Tibet Campaign Targets BP Shareholder Meeting
[WTN-L World Tibet Network News. Published by The Canada Tibet Committee. Issue ID: 01/01/19; Juanuary 19, 2001.]
LONDON, Thursday January 18, 2001 (Reuters) - Tibetan campaigners said on Thursday they planned to file a resolution at BP Amoco's annual shareholders' meeting calling on the oil giant to withdraw from its investment in Petrochina (NYSE:PTR - news).
Alison Reynolds, a director of London-based Free Tibet Campaign which favours Tibetan independence from China, said she already had the support of ethical investment group Trillium Asset Management.
Trillium is the fund which embarrassed the British oil group at last year's annual shareholders' meeting, allowing environmental pressure group Greenpeace enough shareholder power to get a resolution against Arctic drilling onto shareholders' ballot papers and securing seven percent of votes in favour.

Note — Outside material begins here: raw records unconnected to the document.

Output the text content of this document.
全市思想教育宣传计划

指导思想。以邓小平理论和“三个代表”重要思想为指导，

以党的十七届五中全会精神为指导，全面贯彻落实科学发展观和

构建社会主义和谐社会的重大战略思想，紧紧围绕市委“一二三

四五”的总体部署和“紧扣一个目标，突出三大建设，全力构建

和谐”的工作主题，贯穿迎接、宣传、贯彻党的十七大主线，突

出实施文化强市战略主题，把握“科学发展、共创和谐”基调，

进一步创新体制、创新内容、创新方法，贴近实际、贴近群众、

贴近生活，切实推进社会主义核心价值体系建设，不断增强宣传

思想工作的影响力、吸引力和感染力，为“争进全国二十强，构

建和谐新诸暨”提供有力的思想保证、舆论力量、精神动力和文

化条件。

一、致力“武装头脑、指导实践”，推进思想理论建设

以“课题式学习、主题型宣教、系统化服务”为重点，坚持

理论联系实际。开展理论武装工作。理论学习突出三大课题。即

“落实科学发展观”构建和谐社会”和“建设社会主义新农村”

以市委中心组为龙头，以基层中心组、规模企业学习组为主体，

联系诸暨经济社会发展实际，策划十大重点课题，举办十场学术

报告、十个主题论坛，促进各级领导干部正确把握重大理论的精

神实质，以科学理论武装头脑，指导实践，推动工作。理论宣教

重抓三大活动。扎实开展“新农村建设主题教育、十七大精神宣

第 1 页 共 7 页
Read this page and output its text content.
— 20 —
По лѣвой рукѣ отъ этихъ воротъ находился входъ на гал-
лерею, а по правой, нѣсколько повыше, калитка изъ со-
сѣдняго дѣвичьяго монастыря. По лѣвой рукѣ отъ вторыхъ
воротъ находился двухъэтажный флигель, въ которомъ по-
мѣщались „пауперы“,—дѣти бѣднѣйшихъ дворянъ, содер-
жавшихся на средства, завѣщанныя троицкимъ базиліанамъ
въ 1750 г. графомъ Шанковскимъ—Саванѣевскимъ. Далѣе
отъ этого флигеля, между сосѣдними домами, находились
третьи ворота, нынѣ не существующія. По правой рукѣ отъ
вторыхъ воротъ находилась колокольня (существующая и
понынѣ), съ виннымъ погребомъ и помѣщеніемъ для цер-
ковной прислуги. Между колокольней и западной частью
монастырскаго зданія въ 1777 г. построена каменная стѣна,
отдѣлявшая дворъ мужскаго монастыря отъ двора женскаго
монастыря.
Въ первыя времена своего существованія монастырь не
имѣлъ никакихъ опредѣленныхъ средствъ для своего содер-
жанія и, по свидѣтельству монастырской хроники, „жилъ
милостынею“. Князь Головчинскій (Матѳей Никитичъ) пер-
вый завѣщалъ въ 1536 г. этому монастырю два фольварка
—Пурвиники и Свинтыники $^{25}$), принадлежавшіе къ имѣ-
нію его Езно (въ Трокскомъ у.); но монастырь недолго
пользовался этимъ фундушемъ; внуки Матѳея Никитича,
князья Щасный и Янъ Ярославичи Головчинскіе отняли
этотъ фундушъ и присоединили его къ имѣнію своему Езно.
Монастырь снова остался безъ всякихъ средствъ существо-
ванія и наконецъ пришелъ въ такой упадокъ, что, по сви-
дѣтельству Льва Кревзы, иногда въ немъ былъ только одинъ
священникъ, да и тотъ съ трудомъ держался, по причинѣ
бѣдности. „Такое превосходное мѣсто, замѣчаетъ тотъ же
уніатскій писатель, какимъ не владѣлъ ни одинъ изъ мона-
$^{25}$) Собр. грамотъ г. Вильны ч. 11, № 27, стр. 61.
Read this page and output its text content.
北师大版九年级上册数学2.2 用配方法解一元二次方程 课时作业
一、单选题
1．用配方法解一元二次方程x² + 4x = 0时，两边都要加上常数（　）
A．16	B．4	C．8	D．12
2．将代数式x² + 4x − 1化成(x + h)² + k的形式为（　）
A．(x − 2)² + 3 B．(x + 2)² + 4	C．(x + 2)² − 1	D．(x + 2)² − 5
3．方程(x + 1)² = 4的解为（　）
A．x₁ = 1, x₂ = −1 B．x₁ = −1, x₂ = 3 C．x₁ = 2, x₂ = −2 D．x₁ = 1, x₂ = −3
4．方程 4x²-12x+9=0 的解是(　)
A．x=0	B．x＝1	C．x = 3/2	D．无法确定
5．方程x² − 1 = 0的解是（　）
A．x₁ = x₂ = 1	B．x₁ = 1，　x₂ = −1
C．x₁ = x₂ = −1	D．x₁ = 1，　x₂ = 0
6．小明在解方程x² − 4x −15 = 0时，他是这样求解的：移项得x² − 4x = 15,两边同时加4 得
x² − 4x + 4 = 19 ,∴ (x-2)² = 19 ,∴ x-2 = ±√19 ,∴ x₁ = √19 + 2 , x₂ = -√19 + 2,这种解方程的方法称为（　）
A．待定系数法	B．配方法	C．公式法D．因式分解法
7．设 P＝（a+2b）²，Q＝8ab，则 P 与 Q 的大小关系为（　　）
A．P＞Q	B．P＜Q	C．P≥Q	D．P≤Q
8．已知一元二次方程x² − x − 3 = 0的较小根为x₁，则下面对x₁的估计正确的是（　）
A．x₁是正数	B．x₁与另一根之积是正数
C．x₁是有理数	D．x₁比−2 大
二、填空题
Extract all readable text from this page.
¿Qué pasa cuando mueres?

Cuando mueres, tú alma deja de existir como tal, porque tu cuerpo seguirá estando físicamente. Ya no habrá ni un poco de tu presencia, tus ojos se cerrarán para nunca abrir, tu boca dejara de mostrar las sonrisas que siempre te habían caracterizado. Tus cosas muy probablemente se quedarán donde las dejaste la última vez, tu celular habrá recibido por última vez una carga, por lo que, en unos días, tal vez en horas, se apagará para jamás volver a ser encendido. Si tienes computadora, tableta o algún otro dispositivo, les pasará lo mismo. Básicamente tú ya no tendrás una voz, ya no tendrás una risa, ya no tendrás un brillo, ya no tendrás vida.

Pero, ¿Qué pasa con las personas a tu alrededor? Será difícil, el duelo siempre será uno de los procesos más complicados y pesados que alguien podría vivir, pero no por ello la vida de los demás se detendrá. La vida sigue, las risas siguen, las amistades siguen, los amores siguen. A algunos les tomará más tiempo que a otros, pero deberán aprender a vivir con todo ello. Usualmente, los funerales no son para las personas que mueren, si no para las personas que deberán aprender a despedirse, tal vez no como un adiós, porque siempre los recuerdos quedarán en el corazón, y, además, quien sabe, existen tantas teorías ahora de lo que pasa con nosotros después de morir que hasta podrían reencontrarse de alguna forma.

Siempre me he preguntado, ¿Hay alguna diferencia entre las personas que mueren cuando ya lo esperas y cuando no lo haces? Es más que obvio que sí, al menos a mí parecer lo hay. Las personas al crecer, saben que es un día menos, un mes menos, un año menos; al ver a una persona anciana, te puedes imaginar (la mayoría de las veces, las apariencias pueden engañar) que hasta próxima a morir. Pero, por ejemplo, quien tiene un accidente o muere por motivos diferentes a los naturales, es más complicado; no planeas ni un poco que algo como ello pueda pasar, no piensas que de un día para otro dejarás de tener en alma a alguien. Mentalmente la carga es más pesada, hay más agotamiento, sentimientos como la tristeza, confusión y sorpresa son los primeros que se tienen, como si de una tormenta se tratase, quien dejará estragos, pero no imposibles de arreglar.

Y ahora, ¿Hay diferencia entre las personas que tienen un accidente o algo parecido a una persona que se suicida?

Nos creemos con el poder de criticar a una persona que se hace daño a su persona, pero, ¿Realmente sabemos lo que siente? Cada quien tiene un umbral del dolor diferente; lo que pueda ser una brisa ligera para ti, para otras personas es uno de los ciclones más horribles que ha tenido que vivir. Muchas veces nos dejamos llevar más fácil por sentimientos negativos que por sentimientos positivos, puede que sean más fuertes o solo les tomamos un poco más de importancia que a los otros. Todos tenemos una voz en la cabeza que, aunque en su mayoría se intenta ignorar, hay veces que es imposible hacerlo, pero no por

BP has a two-percent stake in PetroChina, and along with the other two global giants, Exxon Mobil (NYSE:XOM - news) and Royal Dutch/Shell (quote from Yahoo! UK & Ireland: SHEL.L), it holds a similar-sized stake in another Chinese oil company Sinopec (NYSE:SNP - news).
PetroChina is building the Sebei-Lanzhou pipeline.
Last month, Free Tibet and a coalition of other Tibetan, human rights and environmental groups urged BP to use its influence to halt construction of the pipe through Qinghai province.
The group said in a letter to Chief Executive John Browne last year that if no results were achieved by January 15, it would start a public campaign urging BP to withdraw its investment in PetroChina.
China occupied Tibet in 1949 and Beijing is now throwing open what it calls its "Western treasure house" of natural resources to try to absorb the remote Himalayan region into the mainstream Chinese economy.
The 950-km (590-mile) gas pipeline from Sebei in Qinghai to Lanzhou in neighbouring Gansu province passes through land inhabited by ethnic Tibetans.
China says the 2.5 billion yuan ($302 million) project will create jobs, improve infrastructure and help redistribute wealth.
But the coalition argues it would lure more Chinese settlers, upset the delicate ecosystem and deplete natural resources with little benefit for locals.
BP Amoco paid $578 million for the stake in PetroChina, which listed in New York and Hong Kong in April last year, but says it did not invest directly in the pipeline.
Reynolds said activists were still collecting the 100 shareholders with an average holding of 100 pounds ($147) each required to put a resolution to the April AGM but were confident that it would meet BP's deadline for filing the resolution on January 31.
The resolution raises questions over PetroChina's activities in East Turkestan as well as in Tibet, and Sinopec's operations in Sudan.
It asks: "That the Board of Directors of the Company withdraw from the investment in PetroChina on the grounds that a shareholding in PetroChina and the potential human rights and environmental concerns associated with PetroChina is in contradiction with BP-Amoco's policy commitments on human rights and the environment, and is therefore not in the best long-term financial interests of BP-Amoco."
BP said it would not comment on resolutions it had not yet received.